Aggressive fibroblasts are the reason for excessive scar formation. Antimitotic drugs selectively inhibit fibroblast proliferation and promote apoptosis, thereby inhibiting scar formation. Some drug treatments, such as steroids, 5–FU and Bleomycin have shown positive effects and have potential applications. However, complete resolution for scar is still a difficult problem. Troublesome adverse effects resulting from antimitotic drug injections also limit their application. Presently, numerous methods have been described for the treatment of keloids and hypertrophic scars, but to date, the optimal treatment method has not been established [6].

Bleomycin is a glycopeptide antibiotics, isolated from a strain of Streptomyces verticillus. The main mode of action is inhibition on DNA synthesis and, to lesser extent, inhibition on RNA and protein synthesis. Bleomycin is used as an antitumor agent for treating various malignancies. In addition, bleomycin is used as a treatment of hypertrophic scars, and keloids. Trials have shown that administration of bleomycin by intradermal injections or the multipuncture method is effective against keloid and hypertrophic scars.

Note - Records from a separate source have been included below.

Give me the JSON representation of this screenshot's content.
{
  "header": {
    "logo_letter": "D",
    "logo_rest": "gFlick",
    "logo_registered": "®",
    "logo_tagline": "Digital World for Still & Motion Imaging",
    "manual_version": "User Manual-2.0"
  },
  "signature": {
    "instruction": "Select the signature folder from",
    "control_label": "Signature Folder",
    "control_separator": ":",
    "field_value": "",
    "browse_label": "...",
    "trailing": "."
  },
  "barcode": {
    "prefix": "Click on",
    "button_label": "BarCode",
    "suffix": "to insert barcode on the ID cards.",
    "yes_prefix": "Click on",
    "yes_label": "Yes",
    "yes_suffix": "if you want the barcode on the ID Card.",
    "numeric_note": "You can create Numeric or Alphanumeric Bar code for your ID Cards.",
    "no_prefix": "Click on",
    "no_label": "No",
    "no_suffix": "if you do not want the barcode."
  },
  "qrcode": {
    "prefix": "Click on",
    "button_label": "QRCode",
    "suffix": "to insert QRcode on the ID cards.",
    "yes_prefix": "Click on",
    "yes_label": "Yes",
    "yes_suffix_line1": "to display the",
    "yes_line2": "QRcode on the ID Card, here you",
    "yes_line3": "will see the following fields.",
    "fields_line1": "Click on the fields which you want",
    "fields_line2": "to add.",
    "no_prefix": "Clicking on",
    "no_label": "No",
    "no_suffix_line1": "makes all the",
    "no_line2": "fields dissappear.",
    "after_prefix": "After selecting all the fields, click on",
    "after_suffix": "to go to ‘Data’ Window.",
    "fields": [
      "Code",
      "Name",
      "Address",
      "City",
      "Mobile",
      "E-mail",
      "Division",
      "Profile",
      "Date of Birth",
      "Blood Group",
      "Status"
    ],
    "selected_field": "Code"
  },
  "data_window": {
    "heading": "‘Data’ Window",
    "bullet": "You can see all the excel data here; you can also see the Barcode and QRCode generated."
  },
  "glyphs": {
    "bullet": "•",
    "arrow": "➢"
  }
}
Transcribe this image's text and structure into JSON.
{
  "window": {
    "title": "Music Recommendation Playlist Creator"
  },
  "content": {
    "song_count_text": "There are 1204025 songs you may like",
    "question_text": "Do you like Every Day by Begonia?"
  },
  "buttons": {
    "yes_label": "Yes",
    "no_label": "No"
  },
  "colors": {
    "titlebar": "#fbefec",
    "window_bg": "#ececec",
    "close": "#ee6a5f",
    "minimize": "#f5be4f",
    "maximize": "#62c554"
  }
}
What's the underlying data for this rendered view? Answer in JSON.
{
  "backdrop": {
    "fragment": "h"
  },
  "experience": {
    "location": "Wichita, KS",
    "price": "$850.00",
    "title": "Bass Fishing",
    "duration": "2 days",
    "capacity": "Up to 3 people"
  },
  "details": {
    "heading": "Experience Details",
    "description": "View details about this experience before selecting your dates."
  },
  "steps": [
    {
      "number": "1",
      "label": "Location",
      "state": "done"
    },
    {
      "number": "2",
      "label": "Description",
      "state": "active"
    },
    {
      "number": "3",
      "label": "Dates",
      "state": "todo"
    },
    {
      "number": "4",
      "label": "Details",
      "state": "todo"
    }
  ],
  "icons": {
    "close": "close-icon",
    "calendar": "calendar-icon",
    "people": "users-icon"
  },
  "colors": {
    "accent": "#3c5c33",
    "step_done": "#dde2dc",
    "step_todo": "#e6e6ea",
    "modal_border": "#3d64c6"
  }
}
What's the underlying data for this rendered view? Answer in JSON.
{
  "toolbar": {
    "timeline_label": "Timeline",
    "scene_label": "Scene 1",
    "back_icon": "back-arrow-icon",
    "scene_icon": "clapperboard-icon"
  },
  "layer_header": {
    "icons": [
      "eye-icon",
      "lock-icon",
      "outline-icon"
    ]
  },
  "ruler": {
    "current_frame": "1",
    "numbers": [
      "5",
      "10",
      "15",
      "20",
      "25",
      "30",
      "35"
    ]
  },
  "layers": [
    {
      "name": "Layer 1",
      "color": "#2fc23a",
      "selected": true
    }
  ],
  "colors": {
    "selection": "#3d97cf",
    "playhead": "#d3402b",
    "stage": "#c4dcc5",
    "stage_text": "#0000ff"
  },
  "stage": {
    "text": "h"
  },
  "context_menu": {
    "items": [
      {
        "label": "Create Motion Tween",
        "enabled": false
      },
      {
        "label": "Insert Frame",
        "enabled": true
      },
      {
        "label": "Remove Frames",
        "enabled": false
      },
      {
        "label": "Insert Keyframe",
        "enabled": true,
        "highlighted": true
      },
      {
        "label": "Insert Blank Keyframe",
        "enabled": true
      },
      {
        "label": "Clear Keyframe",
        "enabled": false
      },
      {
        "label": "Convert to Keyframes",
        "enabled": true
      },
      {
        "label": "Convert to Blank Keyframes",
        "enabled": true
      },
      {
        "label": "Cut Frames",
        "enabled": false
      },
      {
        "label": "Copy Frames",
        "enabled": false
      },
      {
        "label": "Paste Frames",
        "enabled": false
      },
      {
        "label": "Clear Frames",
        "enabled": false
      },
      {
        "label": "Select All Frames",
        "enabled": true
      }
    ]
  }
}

The low incidence of side effects makes Bleomycin one of the safest modalities for keloid management. In similar studies, most common complication noted was minor ulceration which healed within 10 days and hyperpigmentation that resolved after 1 year of follow up [7]. None of the patients demonstrated any pulmonary, hepatic, or other major systemic side-effects of bleomycin, which may be in part due to the low dose of Bleomycin used.

Bleomycin usage has a better or comparable result as with other treatment modalities such as Triamcinolone and silicon gel sheets, and has minimal complications and less recurrence rate, which shows its usefulness as the first-line treatment modality for management of keloids and hypertrophic scars.